The question is what role defence plays in shaping the kind of world we want. We need to possess and be able to deploy the capacity to discourage, or even to retaliate against, those who would disrupt that. Opponents of the maintenance of our minimum nuclear deterrent systems in the UK and France often assert that they are a waste of money “because they are never used”. Actually, our nuclear deterrent is used every hour of every day of every year. All that we require potential adversaries to know is that we can and might use it, if circumstances arose that would make that expedient. That is how we influence the global strategic environment.

The same applies by degrees to all military capabilities that nations, or groups of nations, possess that can inflict harm or disadvantage on adversaries who threaten our interests or global security. The mere possession of military capability is not a threat to international security. The lack of it on our part, in the face of those who do have it and have the intention of using it, is the threat we confront today. Money spent on our capability is not wasted if we never use it. It is an indication of our will—our determination to succeed in our aims of promoting international security and the rule of international law. We need military capability in order to be peacekeepers. What we possess changes how potential adversaries perceive us because of what we can or might do in response.

Defence is not just about having the armed forces to match the particular military threats that we can see or imagine. Defence policy is about how we decide what military capability we need to possess in order to help shape the world to be more as we want it to be, rather than subject to the will of those who seek to take unfair advantage, or to disrupt that.
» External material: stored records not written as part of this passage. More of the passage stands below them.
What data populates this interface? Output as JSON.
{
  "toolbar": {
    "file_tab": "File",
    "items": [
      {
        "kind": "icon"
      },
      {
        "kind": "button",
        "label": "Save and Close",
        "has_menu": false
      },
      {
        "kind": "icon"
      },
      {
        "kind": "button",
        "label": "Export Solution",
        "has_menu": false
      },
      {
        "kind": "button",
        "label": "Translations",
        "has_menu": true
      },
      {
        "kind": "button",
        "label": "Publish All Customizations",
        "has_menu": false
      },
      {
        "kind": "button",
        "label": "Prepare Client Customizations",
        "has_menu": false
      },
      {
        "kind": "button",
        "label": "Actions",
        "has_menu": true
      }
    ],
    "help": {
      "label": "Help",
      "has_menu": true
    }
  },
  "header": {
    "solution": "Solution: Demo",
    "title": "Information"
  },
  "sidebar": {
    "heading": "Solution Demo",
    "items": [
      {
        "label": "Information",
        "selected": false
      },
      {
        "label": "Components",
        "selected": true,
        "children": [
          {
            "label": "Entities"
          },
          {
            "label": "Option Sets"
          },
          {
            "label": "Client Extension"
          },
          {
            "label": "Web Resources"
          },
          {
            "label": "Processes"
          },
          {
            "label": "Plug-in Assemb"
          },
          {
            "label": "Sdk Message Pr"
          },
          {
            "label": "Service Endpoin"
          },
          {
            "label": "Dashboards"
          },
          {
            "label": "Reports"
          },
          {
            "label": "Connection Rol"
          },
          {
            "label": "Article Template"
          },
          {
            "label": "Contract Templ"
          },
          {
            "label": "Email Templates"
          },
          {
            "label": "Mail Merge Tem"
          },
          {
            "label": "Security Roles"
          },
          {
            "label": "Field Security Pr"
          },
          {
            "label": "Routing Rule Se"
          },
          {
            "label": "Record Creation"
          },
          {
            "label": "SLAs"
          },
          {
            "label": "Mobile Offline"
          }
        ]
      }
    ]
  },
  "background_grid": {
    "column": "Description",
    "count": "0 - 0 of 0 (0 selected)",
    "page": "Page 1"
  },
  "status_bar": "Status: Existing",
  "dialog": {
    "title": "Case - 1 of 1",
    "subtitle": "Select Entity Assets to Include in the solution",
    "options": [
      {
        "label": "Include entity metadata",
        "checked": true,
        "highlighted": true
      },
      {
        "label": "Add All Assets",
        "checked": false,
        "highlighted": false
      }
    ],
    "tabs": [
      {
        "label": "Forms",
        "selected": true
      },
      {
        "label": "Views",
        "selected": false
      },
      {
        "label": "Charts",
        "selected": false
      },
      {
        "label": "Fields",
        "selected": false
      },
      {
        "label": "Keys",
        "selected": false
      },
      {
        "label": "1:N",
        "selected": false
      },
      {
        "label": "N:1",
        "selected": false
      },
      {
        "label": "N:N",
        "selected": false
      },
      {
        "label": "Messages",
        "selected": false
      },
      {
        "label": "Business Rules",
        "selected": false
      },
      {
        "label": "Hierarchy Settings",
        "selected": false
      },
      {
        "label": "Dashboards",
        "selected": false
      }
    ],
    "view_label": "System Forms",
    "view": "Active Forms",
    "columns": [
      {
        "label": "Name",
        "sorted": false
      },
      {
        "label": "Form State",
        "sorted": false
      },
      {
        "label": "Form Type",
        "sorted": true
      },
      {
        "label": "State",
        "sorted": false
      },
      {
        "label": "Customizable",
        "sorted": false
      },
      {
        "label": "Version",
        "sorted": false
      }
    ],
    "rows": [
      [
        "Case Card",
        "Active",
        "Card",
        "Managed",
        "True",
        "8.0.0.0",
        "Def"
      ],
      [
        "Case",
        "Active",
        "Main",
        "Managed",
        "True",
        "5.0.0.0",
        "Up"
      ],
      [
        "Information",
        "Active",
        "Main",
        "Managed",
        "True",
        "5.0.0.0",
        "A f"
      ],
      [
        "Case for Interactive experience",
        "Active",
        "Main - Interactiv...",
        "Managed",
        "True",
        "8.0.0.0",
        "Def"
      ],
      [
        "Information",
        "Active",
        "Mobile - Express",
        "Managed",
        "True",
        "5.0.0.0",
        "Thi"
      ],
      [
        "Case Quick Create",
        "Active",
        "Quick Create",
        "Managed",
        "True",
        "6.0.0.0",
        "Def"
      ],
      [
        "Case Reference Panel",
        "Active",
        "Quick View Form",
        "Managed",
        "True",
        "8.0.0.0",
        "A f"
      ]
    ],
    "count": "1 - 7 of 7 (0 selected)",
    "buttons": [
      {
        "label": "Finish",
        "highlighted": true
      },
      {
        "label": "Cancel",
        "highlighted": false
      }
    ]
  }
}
These days, defence policy extends beyond the traditional domains of land, sea and air, as was so ably described by my hon. Friend the Member for Penrith and The Border (Rory Stewart). In the globalised and technological world of today, we need to think of defence in wider domains such as economics, trade, aid, cyberspace, technology, industry, media, communications and even politics, and throughout the whole sphere of global society.

For each nation to be effective in international statecraft, we need to act collectively where we can, which is why we Europeans must be prepared to commit national resources to defence, to harness our potential together, and to join with other global allies, or we will find that we have failed to provide for our own security.

That brings me to the absolute primacy of NATO. The idea of a happy new world order, which some still seem to believe we can enjoy, is disappearing before our eyes. That is evident from the failure on a spectacular scale in Iraq and Afghanistan, and in the emergence of a more Soviet-style leadership in Russia. Putin pursued a brutally repressive war in Chechnya and then tested his revived military capability in the invasion of Georgia. The subsequent diplomatic stand-off was resolved only when President Sarkozy of France made a unilateral visit to Moscow and effectively conceded permanent Russian annexation of the Georgian provinces of Abkhazia and South Ossetia. Perhaps that led to his later boldness. We have seen the Arab uprising lead to chaos in the middle east, not the spreading of democracy that we had hoped for.

It is clear that we live in a world where soft power must still be sustained by hard power. We will need to continue to live up to the 2% commitment that all NATO members agreed to at the summit in Wales. If we will not do that, which countries will we have to rely on for our security and for the future of world peace, stability, freedom and democracy around the world?